Ce même souci de sincérité peut évidemment concerner des obtenteurs moins prestigieux. Je suis certain même que la volonté de ne tromper personne anime la plupart des irisariens, et que s’il y a des imposteurs, ceux-ci ne se trouvent pas nécessairement parmi les sans-grades. Ses contemporains ont reproché à Chet Tompkins non seulement d’être un peu touche-à-tout et de manquer plutôt de rigueur dans ses sélections, mais surtout d’être porté à tricher avec les pedigrees. C’est une grave accusation dans un champ d’activité qui repose sur la sincérité des déclarations et l’honnêteté des déclarants.

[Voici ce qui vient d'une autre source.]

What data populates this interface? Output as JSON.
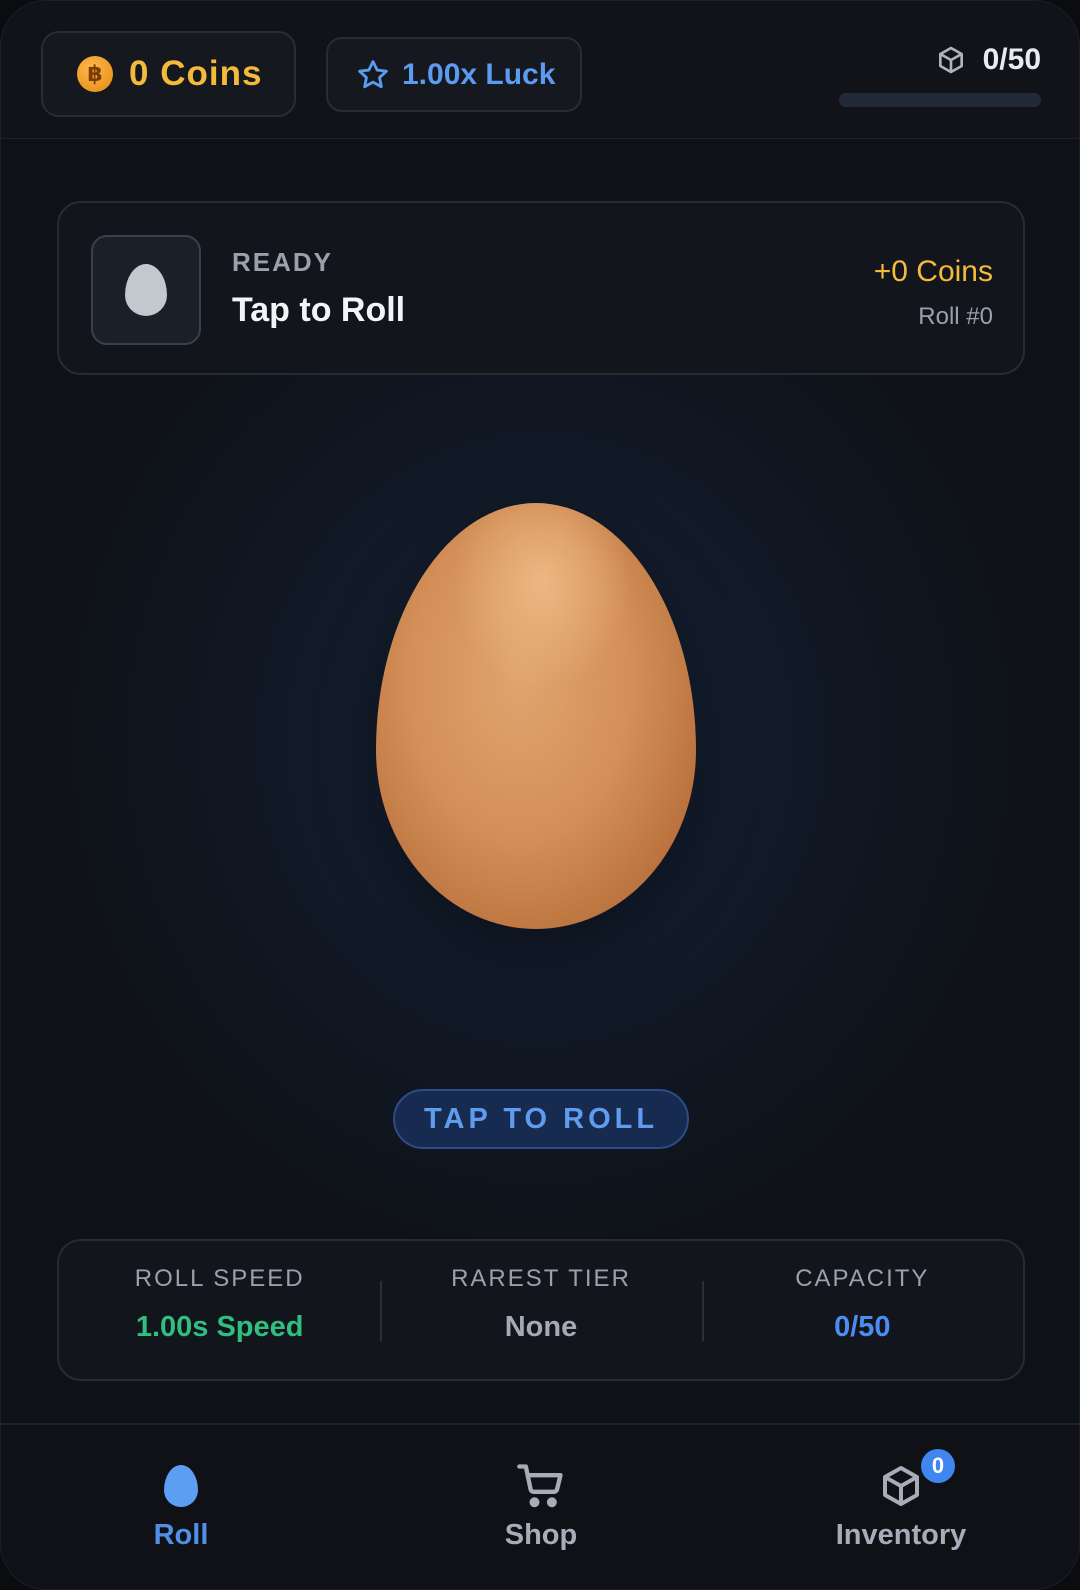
{
  "header": {
    "coins_label": "0 Coins",
    "coin_icon_glyph": "฿",
    "luck_label": "1.00x Luck",
    "capacity_label": "0/50",
    "capacity_fill": 0
  },
  "status": {
    "state": "READY",
    "title": "Tap to Roll",
    "reward": "+0 Coins",
    "roll_count": "Roll #0"
  },
  "roll_button": "TAP TO ROLL",
  "stats": [
    {
      "label": "ROLL SPEED",
      "value": "1.00s Speed"
    },
    {
      "label": "RAREST TIER",
      "value": "None"
    },
    {
      "label": "CAPACITY",
      "value": "0/50"
    }
  ],
  "nav": [
    {
      "label": "Roll",
      "icon": "egg-icon"
    },
    {
      "label": "Shop",
      "icon": "cart-icon"
    },
    {
      "label": "Inventory",
      "icon": "box-icon",
      "badge": "0"
    }
  ],
  "colors": {
    "accent_blue": "#4b8df0",
    "coin_gold": "#f5b93b",
    "speed_green": "#2fbf7e"
  }
}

Pour ceux qui veulent pratiquer l’hybridation, même si l’absence de certitude peut être rageant, après tout, il y a suffisamment d’excellents iris pour que, si l’on redoute l’inconnu, on choisisse pour parents des variétés aux origines avérées.

En fin de compte, une vraie incertitude a une réelle valeur, une fausse vérité est sacrilège. Tirons donc notre chapeau à ceux qui ont le courage de dire « je ne sais pas » et accordons-leur toute notre confiance. Ils méritent de profiter du bénéfice du doute.

Illustrations : Quatre valeureux « unknown parentage » : 


‘Bold Look’ (Schreiner, 1993) 


‘Cayenne Capers’ (Gibson, 1959) 


‘Hopeless Romantic’ (Ghio, 2005) 


‘Pot d’Or’ (R. Cayeux, 2009)

2 commentaires:

Anonyme a dit…

Dans son catalogue 2013-2014, Barry Blyth signale la mésaventure arrivée en 2010. Suite aux pluies continues qu'ils on connu pendant la période de floraison, et qui a duré jusqu'en décembre, les étiquettes d'identification des croisements, du même modèle que celles qu'il avait toujours utilisées, ont été attaquées et mangées par des minuscules escargots. Près de la moitié de ses croisements sont issus de père inconnu.
Cela le contrarie pour 2 raisons: cela le gène de commercialiser des iris dont il ne connait pas le pedigree complet, et il ne peut pas savoir quels sont les iris intéressants comme pollen parent.
Pour différentes raisons, cela peut arriver à tout le monde.

J.C. JACOB

Anonyme a dit…

On ne peut jamais exclure la possibilité que la fleur ait été fécondée par le pollen de deux parents-pères différents, à moins d’avoir pris toutes les précautions nécessaires afin de protéger la fleur d’une contamination avant et après l’acte d’hybridation. Sinon la parenté peut bien s’avérer correcte pour certaines graines et fausse pour d’autres. Aussi faut-il, à mon avis, proscrire le pinceau comme outil d’hybridation car trop difficile à nettoyer correctement entre chaque croisement effectué. La pince à épiler, trempée dans de l’alcool à 95°, est beaucoup plus pratique et sécurisante. Tout ceci pour dire qu’un iris ‘parenté inconnue’ est préférable à une variété dont la parenté donnée est probablement fausse!